C'est par communiqué que nous apprenons que le bourgmestre Philippe Tison a décidé d'exclure les 4 "dissidents" (les échevins Guyot et Zanola et les conseillers Pastorelli et Gourmeur). Dans sa communication, le bourgmestre explique tout son ras-le-bol de la situation et de la nécessité d'agir. "j’ai déposé dans les mains de la Directrice générale d’Anderlues l’acte d’exclusion de 4 conseillers, MM. ZANOLA, GUYOT, PASTORELLI & GOURMEUR, du groupe PS au Conseil communal d’Anderlues." Philippe Tison poursuit en qualifiant ses colistiers de "traîtres". "Trop, c’est trop ! Notre groupe ne peut plus accepter de voir la section du PS d’Anderlues traînée dans la boue et le Collège communal humilié car deux de ses membres, M. ZANOLA et GUYOT, complotent avec l’opposition depuis des mois pour court-circuiter l’action communale. Leurs graves agissements ont été dénoncés et ils devront répondre de leurs actes de trahison perpétrés dans le cadre de leurs mandats d’échevins (non-respect des règles de confidentialité, diffusion de documents, etc.)."

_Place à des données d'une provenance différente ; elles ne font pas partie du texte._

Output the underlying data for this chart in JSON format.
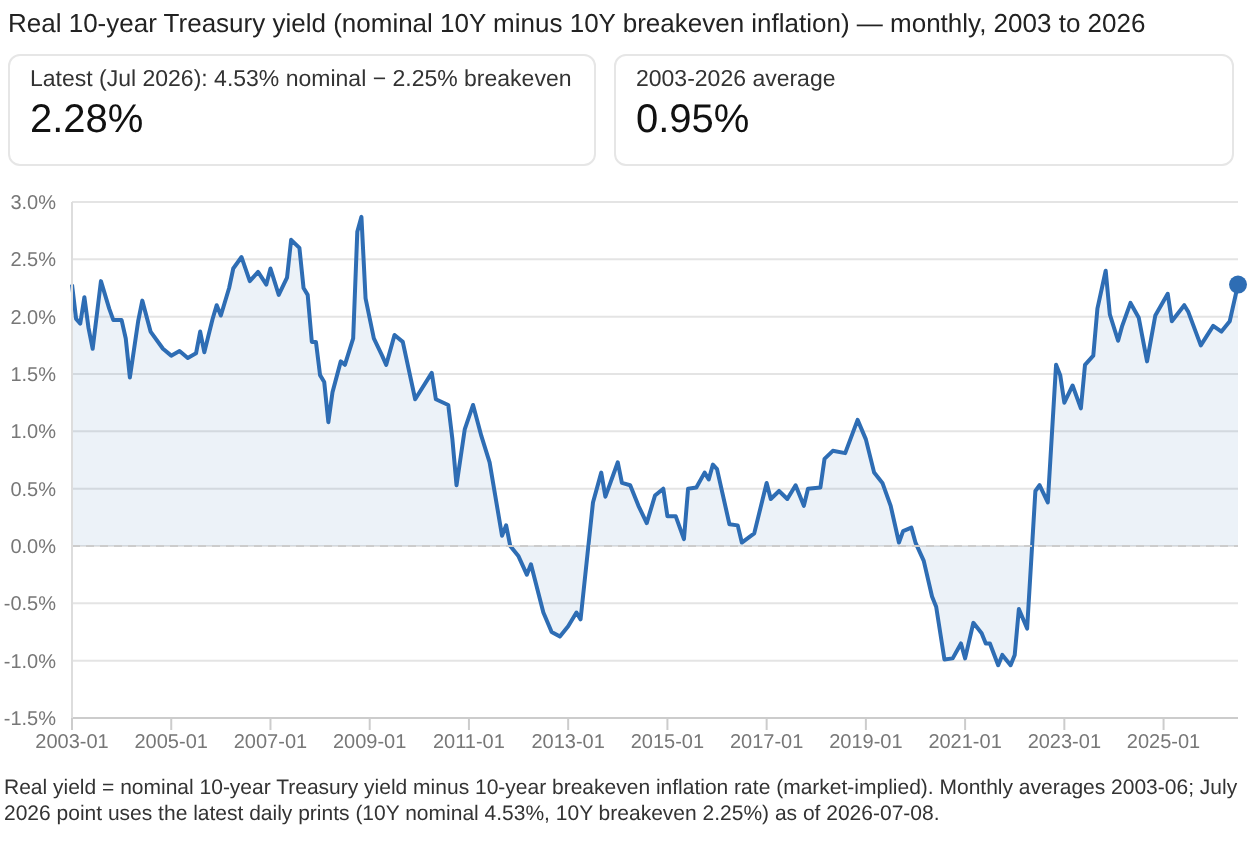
{
  "chart_data": {
    "type": "area",
    "title": "Real 10-year Treasury yield (nominal 10Y minus 10Y breakeven inflation) — monthly, 2003 to 2026",
    "annotations": [
      "Latest (Jul 2026): 4.53% nominal − 2.25% breakeven",
      "2.28%",
      "2003-2026 average",
      "0.95%",
      "Real yield = nominal 10-year Treasury yield minus 10-year breakeven inflation rate (market-implied). Monthly averages 2003-06; July 2026 point uses the latest daily prints (10Y nominal 4.53%, 10Y breakeven 2.25%) as of 2026-07-08."
    ],
    "xlim": [
      "2003-01",
      "2026-07"
    ],
    "xticks": [
      "2003-01",
      "2005-01",
      "2007-01",
      "2009-01",
      "2011-01",
      "2013-01",
      "2015-01",
      "2017-01",
      "2019-01",
      "2021-01",
      "2023-01",
      "2025-01"
    ],
    "ylim": [
      -1.5,
      3.0
    ],
    "yticks": [
      {
        "value": -1.5,
        "label": "-1.5%"
      },
      {
        "value": -1.0,
        "label": "-1.0%"
      },
      {
        "value": -0.5,
        "label": "-0.5%"
      },
      {
        "value": 0,
        "label": "0.0%"
      },
      {
        "value": 0.5,
        "label": "0.5%"
      },
      {
        "value": 1.0,
        "label": "1.0%"
      },
      {
        "value": 1.5,
        "label": "1.5%"
      },
      {
        "value": 2.0,
        "label": "2.0%"
      },
      {
        "value": 2.5,
        "label": "2.5%"
      },
      {
        "value": 3.0,
        "label": "3.0%"
      }
    ],
    "grid": "y",
    "legend": false,
    "marker": "none",
    "ref_lines": [
      {
        "axis": "y",
        "value": 0,
        "color": "#cccccc",
        "line_style": "dashed"
      }
    ],
    "series": [
      {
        "color": "#2e6db4",
        "x": [
          "2003-01",
          "2003-02",
          "2003-03",
          "2003-04",
          "2003-05",
          "2003-06",
          "2003-08",
          "2003-10",
          "2003-11",
          "2004-01",
          "2004-02",
          "2004-03",
          "2004-05",
          "2004-06",
          "2004-08",
          "2004-11",
          "2005-01",
          "2005-03",
          "2005-05",
          "2005-07",
          "2005-08",
          "2005-09",
          "2005-11",
          "2005-12",
          "2006-01",
          "2006-03",
          "2006-04",
          "2006-06",
          "2006-08",
          "2006-10",
          "2006-12",
          "2007-01",
          "2007-03",
          "2007-05",
          "2007-06",
          "2007-08",
          "2007-09",
          "2007-10",
          "2007-11",
          "2007-12",
          "2008-01",
          "2008-02",
          "2008-03",
          "2008-04",
          "2008-06",
          "2008-07",
          "2008-09",
          "2008-10",
          "2008-11",
          "2008-12",
          "2009-02",
          "2009-04",
          "2009-05",
          "2009-07",
          "2009-09",
          "2009-12",
          "2010-04",
          "2010-05",
          "2010-08",
          "2010-09",
          "2010-10",
          "2010-12",
          "2011-02",
          "2011-04",
          "2011-06",
          "2011-09",
          "2011-10",
          "2011-11",
          "2012-01",
          "2012-03",
          "2012-04",
          "2012-07",
          "2012-09",
          "2012-11",
          "2013-01",
          "2013-03",
          "2013-04",
          "2013-07",
          "2013-09",
          "2013-10",
          "2014-01",
          "2014-02",
          "2014-04",
          "2014-06",
          "2014-08",
          "2014-10",
          "2014-12",
          "2015-01",
          "2015-03",
          "2015-05",
          "2015-06",
          "2015-08",
          "2015-10",
          "2015-11",
          "2015-12",
          "2016-01",
          "2016-04",
          "2016-06",
          "2016-07",
          "2016-10",
          "2017-01",
          "2017-02",
          "2017-04",
          "2017-06",
          "2017-08",
          "2017-10",
          "2017-11",
          "2018-02",
          "2018-03",
          "2018-05",
          "2018-08",
          "2018-11",
          "2019-01",
          "2019-03",
          "2019-05",
          "2019-07",
          "2019-09",
          "2019-10",
          "2019-12",
          "2020-01",
          "2020-03",
          "2020-05",
          "2020-06",
          "2020-08",
          "2020-10",
          "2020-12",
          "2021-01",
          "2021-03",
          "2021-05",
          "2021-06",
          "2021-07",
          "2021-09",
          "2021-10",
          "2021-12",
          "2022-01",
          "2022-02",
          "2022-04",
          "2022-06",
          "2022-07",
          "2022-09",
          "2022-11",
          "2022-12",
          "2023-01",
          "2023-03",
          "2023-05",
          "2023-06",
          "2023-08",
          "2023-09",
          "2023-11",
          "2023-12",
          "2024-02",
          "2024-03",
          "2024-05",
          "2024-07",
          "2024-09",
          "2024-11",
          "2025-02",
          "2025-03",
          "2025-06",
          "2025-07",
          "2025-10",
          "2026-01",
          "2026-03",
          "2026-05",
          "2026-07"
        ],
        "values": [
          2.28,
          1.98,
          1.94,
          2.17,
          1.9,
          1.72,
          2.31,
          2.07,
          1.97,
          1.97,
          1.81,
          1.47,
          1.96,
          2.14,
          1.87,
          1.72,
          1.66,
          1.7,
          1.64,
          1.68,
          1.87,
          1.69,
          1.98,
          2.1,
          2.01,
          2.25,
          2.42,
          2.52,
          2.31,
          2.39,
          2.28,
          2.42,
          2.19,
          2.34,
          2.67,
          2.6,
          2.25,
          2.19,
          1.78,
          1.78,
          1.49,
          1.43,
          1.08,
          1.34,
          1.61,
          1.58,
          1.81,
          2.74,
          2.87,
          2.16,
          1.81,
          1.66,
          1.58,
          1.84,
          1.78,
          1.28,
          1.51,
          1.28,
          1.23,
          0.93,
          0.53,
          1.02,
          1.23,
          0.96,
          0.73,
          0.09,
          0.18,
          0.0,
          -0.09,
          -0.25,
          -0.16,
          -0.58,
          -0.75,
          -0.79,
          -0.7,
          -0.58,
          -0.64,
          0.38,
          0.64,
          0.43,
          0.73,
          0.55,
          0.53,
          0.35,
          0.2,
          0.44,
          0.5,
          0.26,
          0.26,
          0.06,
          0.5,
          0.51,
          0.64,
          0.58,
          0.71,
          0.67,
          0.19,
          0.18,
          0.03,
          0.11,
          0.55,
          0.41,
          0.48,
          0.41,
          0.53,
          0.35,
          0.5,
          0.51,
          0.76,
          0.83,
          0.81,
          1.1,
          0.93,
          0.64,
          0.55,
          0.35,
          0.03,
          0.13,
          0.16,
          0.03,
          -0.13,
          -0.44,
          -0.53,
          -0.99,
          -0.98,
          -0.85,
          -0.98,
          -0.67,
          -0.76,
          -0.85,
          -0.85,
          -1.04,
          -0.95,
          -1.04,
          -0.95,
          -0.55,
          -0.72,
          0.48,
          0.53,
          0.38,
          1.58,
          1.49,
          1.25,
          1.4,
          1.2,
          1.58,
          1.66,
          2.07,
          2.4,
          2.02,
          1.79,
          1.92,
          2.12,
          1.99,
          1.61,
          2.01,
          2.2,
          1.96,
          2.1,
          2.04,
          1.75,
          1.92,
          1.87,
          1.96,
          2.28
        ]
      },
      {
        "type": "scatter",
        "color": "#2e6db4",
        "marker": "circle",
        "x": [
          "2026-07"
        ],
        "values": [
          2.28
        ]
      }
    ]
  }
}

Le bourgmestre explique également que les deux échevins, même démis de leurs attributions continuent à percevoir "leurs salaires sans travailler pour l’intérêt général mais bien en devenant les agents d’AJC au sein de la majorité."

Contacté, Guglielmo Pastorelli porte-parole des "dissidents" ne l'entend pas de la sorte. Pour lui, l'acte posé par Philippe Tison est complètement déraisonné. "Je pense qu'il se prend pour Dieu ou pour Paul Magnette, il n'a pas le droit de le faire. Sur quels sujets il nous exclut ? Nous sommes PS et nous resterons PS. Nous avons confiance en notre président. Ils ne peuvent pas faire ça comme ça, il faut l'avis du Comité centre, de l'assemblée générale et de la Vigilance. Ce sont eux qui décident s'ils nous mettent dehors du Parti Socialiste National. Non seulement Philippe Tison est malade physiquement mais aussi mentalement !"

Pour l'instant le groupe des 4 ne tient pas à partir et compte assumer leur mandat jusqu'à terme.

Pour Annibale Moscariello, amené à plusieurs reprises à remplacer le bourgmestre, le ton est plus posé et les problèmes réels doivent être abordés et résolus. "Malgré les désaccords nous avons réussi à prendre certaines décisions en faveur des travailleurs communaux. La grève va sans doute prendre fin si tout le monde respecte l'autre. Nous avons maintenant la possibilité de, par exemple, remplacer les personnes malades. Nous sommes un groupe de 14 PS, les 4 autres sont toujours dans notre groupe de 14 cela veut dire qu'ils peuvent avoir différents postes au niveau des mandats dérivés. A partir du moment où on les exclut, il y a des activités qu'ils ne pourront plus faire au nom du PS. Cela relève du parti pas de la commune. On commence par là puis nous prendrons nos responsabilités pour d'autres mesures."

Tous ces rebondissements donneront sans doute lieu à un débat des plus animés ce jeudi soir au conseil communal.